JOBS relaxes investment rules
One way to escape this hand to mouth conundrum is to raise investment capital and upscale. However, options are restricted. Investment rules are strict, and limit small business investment to a small number of sophisticated investors. You can’t just take out an advertisement looking for investment capital, because rules prohibit advertising to unaccredited investors (which is anyone earning under $200,000 a year).
JOBS will relax the rules on who can invest, how many can invest, and where businesses can seek investment. Even as an unaccredited investor, you’ll be able to go to a website like crowdfunder.com (the Kickstarter equivalent for equity investments) and just buy a stake in a games studio.
This is sure to gain traction in the games industry. Unlike Kickstarter, there are no project goals. The studio is not beholden to use your money for any particular purpose. What you get in return—as with any investment, is the chance for a financial return. And perhaps extra information on how the studio’s latest game is coming along. Any sane business would jump at the chance to raise public funds in this way without the fun run rigmarole of the existing investment rules.

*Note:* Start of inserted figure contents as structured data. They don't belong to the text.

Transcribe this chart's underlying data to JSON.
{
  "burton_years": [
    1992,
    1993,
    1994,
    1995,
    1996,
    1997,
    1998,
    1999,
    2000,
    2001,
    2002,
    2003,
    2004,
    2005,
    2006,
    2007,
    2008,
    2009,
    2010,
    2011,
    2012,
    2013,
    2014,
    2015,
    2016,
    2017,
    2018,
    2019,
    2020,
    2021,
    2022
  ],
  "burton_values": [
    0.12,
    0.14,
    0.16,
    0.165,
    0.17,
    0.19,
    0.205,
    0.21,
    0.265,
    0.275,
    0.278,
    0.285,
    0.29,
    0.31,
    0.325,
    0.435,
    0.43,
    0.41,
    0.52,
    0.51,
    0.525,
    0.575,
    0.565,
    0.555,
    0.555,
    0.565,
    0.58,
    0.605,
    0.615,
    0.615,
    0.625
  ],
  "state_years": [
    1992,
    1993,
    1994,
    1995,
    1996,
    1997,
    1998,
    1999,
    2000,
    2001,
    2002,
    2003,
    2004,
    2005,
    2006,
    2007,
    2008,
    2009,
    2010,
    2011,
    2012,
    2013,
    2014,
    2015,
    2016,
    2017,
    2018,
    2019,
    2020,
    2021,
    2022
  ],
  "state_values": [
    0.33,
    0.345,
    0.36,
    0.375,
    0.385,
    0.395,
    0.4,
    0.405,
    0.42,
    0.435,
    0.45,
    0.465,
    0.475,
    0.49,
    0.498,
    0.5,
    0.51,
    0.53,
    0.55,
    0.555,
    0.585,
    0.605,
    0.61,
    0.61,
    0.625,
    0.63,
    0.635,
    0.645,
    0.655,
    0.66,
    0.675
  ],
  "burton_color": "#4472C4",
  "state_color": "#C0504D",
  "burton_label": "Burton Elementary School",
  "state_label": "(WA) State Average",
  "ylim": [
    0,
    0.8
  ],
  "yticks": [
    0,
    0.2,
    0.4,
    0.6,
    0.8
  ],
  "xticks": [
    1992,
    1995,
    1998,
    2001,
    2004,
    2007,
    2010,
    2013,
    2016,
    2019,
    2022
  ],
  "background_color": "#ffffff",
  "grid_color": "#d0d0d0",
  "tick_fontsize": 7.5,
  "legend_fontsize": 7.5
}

Understandably, there are concerns of fraud. Kickstarter already led to concerns that by relaxing the traditional publisher oversight, people will lose money on games that don’t go anywhere. The usual answer is that Kickstarter backers are not investors—they’re customers making a pre-order. If they do happen to receive a sucky game at the end, well it’s no different to those poor schmucks who pre-ordered Aliens: Colonial Marines.
That obviously changes with investment crowdfunding. You’re no longer giving money in exchange for a future product. You’re making an actual investment, with all the accompanying risk. You could lose money.
JOBS caps the amount of money you can invest each year to 5% of your annual income, limiting the potential loss. Still, concerns remain. Even sophisticated venture capitalists lose money on most start-ups they fund, and they apply a bit more rigour than the average Kickstarter backer. With few safeguards other than the yearly cap, anyone looking to invest in a games studio has to be prepared to lose money.
However, JOBS is rightly receiving almost universal praise for opening small business investment up to the hoi polloi, even down to the unwashed console-owning peasants. JOBS will allow independent studios to seek funding from sources other than publishers or Kickstarter’s hand to mouth donation drives.
This is a game changer for independent studios looking to raise funds. 98% of businesses that apply for venture capitalist investment are turned down. Right now, raising money is hard. Conversely, an estimated market of $300 billion is held by unaccredited investors in America alone. With established experience in making crowd funding work, the games industry is well positioned to take advantage of these opportunities.